Secondly, about 8:30 pm on June 30 — more than three months and one week after Guillen’s disappearance —SPC Robinson’s girlfriend Cecily Aguilar was interviewed again and admitted that SPC Robinson told her that on April 22, he struck a female soldier in the head with a hammer multiple times at his arms room, killing her on Fort Hood.

SPC Robinson then placed her in a box and moved the box to a location near the Leon River in Belton, Texas. Aguilar who had been interviewed earlier by CID, was finally convinced by CID to talk by phone to Robinson in which they recorded his comments about killing Guillen, dismembering, and burying her body.

Thirdly, on the evening of June 30, Aguilar assisted law enforcement in locating Robinson, who was on foot in Killeen, Texas after he left his barracks. Robinson was approached by law enforcement at 1:17 am on July 1, 2020.  Law enforcement officials said he shot himself in the head with a pistol, killing himself.

By the next day, July 1, those two developments — the discovery of human remains along a highway 30 miles from Fort Hood on June 30 and Robinson’s suicide in the early morning hours of July 1 — left the Army with no choices but to reveal what they had learned over the three-month investigation but had refused to tell the family.

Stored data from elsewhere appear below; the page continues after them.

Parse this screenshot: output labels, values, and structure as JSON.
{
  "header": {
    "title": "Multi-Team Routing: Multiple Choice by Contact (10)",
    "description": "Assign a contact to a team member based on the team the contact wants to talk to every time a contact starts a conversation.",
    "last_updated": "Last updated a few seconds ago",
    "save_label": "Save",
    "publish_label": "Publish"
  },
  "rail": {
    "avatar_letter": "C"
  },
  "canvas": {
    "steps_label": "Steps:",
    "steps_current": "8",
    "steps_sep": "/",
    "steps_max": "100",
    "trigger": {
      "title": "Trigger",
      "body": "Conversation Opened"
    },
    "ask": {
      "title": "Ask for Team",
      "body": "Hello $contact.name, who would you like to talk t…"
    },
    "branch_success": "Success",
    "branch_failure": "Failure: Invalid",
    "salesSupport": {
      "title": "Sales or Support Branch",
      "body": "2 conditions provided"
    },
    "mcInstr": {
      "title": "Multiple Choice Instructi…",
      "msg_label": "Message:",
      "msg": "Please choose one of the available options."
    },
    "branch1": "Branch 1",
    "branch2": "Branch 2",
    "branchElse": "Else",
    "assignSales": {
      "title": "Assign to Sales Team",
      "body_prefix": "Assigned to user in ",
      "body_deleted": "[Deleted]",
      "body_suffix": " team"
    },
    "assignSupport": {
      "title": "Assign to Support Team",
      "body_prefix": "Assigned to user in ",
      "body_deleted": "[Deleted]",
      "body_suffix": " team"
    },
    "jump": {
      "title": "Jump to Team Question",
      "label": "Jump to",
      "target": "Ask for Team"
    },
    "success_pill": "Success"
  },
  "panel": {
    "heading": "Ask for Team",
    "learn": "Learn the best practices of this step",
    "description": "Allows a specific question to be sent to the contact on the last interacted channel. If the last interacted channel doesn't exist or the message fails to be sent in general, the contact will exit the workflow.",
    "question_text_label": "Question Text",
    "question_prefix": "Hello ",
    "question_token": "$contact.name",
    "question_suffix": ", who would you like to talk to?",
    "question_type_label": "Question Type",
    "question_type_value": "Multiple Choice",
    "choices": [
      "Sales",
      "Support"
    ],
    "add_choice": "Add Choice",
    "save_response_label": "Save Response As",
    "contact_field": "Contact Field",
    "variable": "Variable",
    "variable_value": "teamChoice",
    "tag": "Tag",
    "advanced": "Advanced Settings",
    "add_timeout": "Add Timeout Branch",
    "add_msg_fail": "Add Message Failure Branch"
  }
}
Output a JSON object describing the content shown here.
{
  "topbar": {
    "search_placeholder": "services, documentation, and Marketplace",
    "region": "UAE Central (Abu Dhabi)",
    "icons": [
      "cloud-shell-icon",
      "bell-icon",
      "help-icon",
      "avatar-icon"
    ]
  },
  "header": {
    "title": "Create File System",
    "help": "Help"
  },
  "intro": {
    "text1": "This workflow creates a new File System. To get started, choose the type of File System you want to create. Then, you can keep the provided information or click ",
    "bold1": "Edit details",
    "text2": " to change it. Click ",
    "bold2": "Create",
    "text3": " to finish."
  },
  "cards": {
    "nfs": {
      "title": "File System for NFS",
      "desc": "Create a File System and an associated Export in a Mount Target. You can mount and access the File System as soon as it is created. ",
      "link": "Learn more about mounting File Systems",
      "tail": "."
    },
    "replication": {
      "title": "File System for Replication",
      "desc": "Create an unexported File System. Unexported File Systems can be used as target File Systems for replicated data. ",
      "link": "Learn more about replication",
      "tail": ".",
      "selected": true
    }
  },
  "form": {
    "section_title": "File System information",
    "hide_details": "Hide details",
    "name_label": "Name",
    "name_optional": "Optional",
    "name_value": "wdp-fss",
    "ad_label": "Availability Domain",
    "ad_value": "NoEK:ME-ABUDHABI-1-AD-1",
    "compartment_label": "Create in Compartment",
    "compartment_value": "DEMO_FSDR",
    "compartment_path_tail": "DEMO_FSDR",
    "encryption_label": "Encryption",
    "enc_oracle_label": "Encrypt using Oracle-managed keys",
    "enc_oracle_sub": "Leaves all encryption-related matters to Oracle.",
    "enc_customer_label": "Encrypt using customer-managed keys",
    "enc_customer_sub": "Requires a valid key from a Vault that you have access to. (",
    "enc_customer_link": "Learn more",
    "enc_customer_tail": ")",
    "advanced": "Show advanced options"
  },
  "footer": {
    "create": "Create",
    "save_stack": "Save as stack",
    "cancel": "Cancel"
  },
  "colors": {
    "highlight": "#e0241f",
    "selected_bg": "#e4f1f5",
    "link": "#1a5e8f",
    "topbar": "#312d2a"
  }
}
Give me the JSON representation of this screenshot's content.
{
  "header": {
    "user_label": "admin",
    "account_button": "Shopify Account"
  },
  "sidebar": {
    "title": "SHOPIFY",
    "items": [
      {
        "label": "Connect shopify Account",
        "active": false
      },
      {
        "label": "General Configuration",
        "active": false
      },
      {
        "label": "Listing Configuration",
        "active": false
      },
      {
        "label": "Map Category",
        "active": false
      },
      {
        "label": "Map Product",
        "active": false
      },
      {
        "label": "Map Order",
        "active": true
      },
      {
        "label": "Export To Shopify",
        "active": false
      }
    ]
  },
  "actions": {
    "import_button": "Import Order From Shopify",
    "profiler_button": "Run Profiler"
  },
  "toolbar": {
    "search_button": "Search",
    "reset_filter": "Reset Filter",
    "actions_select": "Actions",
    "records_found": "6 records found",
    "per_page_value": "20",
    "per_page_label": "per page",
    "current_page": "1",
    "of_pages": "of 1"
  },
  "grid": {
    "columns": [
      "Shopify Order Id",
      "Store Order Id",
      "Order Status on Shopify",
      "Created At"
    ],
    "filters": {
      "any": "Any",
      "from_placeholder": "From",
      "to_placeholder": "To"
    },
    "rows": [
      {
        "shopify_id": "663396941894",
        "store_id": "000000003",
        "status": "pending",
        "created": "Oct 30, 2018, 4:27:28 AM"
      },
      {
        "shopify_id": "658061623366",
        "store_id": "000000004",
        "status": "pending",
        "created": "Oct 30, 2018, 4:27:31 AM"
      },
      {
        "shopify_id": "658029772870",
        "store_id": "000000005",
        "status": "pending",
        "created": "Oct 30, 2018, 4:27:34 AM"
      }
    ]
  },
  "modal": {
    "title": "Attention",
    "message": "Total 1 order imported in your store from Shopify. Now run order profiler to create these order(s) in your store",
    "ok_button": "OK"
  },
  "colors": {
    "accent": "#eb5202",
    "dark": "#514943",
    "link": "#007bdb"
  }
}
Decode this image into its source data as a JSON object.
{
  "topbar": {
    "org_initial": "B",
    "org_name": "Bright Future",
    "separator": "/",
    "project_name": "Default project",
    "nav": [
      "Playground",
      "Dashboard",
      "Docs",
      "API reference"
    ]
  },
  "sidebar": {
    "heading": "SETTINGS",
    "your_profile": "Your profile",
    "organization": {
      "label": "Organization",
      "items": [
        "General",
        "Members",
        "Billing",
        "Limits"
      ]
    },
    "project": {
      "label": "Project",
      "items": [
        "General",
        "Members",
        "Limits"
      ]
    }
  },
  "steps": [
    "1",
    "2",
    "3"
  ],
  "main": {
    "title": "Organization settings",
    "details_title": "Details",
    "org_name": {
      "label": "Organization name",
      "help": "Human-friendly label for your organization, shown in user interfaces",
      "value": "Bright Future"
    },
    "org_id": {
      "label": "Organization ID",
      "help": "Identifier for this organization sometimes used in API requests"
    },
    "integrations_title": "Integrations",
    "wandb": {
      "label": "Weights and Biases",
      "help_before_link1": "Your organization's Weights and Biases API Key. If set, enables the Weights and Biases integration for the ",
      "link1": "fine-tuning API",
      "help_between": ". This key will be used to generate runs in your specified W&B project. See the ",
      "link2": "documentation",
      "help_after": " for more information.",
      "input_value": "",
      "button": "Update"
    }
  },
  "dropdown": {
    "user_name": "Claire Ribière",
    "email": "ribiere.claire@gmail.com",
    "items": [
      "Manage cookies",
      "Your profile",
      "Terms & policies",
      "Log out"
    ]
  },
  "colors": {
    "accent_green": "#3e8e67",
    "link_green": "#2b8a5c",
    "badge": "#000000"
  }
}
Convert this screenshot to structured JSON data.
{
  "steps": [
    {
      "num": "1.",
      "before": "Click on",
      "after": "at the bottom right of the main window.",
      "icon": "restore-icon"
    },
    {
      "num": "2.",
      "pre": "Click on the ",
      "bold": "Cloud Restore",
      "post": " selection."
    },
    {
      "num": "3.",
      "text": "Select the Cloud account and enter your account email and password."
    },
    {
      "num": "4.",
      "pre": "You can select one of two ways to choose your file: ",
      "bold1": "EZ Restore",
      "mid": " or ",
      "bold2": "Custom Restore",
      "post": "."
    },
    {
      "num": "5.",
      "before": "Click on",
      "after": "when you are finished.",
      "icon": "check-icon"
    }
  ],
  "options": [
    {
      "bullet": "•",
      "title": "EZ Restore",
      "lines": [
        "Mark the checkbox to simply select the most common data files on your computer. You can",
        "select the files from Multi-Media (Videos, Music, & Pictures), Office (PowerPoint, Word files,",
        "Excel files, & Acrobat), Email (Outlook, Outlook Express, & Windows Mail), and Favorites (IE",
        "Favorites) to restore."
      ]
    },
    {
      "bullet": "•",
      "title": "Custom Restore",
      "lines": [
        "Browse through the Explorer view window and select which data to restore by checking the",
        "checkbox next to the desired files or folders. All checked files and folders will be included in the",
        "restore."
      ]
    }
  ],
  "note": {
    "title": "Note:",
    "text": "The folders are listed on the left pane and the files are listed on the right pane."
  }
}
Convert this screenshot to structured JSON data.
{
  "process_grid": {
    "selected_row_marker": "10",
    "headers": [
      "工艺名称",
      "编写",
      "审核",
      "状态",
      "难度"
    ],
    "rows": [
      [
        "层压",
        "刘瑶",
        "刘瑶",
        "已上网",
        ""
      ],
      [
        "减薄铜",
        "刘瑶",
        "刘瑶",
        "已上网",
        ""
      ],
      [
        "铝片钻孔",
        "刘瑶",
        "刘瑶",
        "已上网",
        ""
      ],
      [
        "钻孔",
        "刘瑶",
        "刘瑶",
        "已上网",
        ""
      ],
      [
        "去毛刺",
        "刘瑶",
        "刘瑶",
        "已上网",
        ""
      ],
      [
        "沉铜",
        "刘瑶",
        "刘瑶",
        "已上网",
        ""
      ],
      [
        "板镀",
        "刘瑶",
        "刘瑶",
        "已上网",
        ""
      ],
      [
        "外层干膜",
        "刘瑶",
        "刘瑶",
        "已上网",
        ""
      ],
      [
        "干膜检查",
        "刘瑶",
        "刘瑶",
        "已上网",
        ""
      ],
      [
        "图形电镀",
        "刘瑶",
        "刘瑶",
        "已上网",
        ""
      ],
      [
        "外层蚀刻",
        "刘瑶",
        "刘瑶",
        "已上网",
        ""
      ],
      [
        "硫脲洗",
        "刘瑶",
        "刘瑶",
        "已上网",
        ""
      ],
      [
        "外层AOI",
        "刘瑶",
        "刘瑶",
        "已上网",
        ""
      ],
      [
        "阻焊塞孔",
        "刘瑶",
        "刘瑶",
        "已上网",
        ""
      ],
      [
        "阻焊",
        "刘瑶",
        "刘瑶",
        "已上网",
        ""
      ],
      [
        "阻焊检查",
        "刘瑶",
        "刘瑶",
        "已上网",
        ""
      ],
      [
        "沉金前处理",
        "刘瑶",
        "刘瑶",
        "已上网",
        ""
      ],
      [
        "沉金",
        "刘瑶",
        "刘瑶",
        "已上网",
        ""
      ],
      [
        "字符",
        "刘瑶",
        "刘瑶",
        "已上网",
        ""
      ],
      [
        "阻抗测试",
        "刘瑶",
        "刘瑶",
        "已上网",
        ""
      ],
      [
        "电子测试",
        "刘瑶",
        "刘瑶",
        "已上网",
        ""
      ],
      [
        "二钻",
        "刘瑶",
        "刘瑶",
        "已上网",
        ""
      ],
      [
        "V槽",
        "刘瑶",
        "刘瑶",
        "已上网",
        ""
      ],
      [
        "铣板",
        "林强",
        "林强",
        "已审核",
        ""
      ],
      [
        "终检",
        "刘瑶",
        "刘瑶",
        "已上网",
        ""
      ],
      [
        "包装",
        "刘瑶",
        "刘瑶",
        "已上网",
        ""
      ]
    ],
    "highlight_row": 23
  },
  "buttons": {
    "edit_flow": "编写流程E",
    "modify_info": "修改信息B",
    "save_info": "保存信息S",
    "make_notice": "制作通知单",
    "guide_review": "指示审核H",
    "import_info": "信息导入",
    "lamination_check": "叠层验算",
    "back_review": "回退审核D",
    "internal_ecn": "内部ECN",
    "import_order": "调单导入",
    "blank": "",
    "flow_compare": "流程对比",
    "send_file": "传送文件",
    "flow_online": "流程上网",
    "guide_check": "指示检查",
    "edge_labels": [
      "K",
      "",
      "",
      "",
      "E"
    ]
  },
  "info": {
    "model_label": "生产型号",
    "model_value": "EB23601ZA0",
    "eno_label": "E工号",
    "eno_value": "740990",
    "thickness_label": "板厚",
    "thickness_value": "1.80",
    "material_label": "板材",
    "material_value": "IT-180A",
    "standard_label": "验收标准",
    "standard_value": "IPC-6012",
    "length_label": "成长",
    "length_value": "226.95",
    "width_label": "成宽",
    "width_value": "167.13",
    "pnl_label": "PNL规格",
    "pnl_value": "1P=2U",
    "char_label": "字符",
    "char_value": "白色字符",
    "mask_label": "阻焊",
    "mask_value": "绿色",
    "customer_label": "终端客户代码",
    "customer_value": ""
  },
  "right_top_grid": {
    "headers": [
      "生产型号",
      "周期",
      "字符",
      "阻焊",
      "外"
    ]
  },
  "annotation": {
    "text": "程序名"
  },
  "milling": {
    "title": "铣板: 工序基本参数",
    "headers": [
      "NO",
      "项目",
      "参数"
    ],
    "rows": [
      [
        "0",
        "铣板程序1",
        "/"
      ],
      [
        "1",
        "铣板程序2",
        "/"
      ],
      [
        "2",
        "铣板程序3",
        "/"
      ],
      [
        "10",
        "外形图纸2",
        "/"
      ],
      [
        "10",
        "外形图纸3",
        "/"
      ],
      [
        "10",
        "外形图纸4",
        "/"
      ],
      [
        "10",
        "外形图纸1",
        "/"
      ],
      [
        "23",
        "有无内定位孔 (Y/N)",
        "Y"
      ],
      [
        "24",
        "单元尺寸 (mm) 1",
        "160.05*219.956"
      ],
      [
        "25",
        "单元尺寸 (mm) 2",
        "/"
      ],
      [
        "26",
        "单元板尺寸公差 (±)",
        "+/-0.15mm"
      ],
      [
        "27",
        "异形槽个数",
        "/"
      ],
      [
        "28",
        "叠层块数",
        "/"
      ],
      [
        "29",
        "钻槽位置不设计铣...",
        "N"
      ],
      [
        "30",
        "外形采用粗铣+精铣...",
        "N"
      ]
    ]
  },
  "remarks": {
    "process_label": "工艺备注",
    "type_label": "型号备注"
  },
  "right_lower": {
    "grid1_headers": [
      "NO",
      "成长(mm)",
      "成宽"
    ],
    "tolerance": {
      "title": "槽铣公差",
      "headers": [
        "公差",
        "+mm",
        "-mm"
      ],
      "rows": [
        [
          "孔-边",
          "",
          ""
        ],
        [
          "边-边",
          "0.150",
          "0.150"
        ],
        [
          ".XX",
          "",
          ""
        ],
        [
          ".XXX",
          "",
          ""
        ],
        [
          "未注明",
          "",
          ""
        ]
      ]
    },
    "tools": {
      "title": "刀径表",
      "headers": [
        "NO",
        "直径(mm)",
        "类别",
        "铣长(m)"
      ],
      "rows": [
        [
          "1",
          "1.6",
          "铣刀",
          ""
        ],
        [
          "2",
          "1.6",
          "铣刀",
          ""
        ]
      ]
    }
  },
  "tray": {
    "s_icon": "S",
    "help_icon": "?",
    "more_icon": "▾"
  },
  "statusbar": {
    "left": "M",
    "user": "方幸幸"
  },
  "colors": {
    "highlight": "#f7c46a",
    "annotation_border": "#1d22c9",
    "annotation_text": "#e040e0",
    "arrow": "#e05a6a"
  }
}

“We believe that her remains were found. We believe that the suspect killed himself in the morning. And that, unfortunately, doesn’t provide us any information about how this happened [or] why a beautiful young soldier is not with us today,” Khawam, said July 1 during the Washington news conference. Later that day,  Khawam was finally briefed by Army investigators about what had happened.

Ann Wright served 29 years in the U.S. Army/Army Reserves and retired as a colonel.   She was a U.S. diplomat for 16 years and served in U.S. Embassies in Nicaragua, Grenada, Somalia, Uzbekistan, Kyrgyzstan, Micronesia, Afghanistan and Mongolia.  She resigned from the U.S. government in March 2003 in opposition to President George W. Bush’s war on Iraq. She is co-author of “Dissent: Voices of Conscience.”

An earlier version of this article was published by CodePink.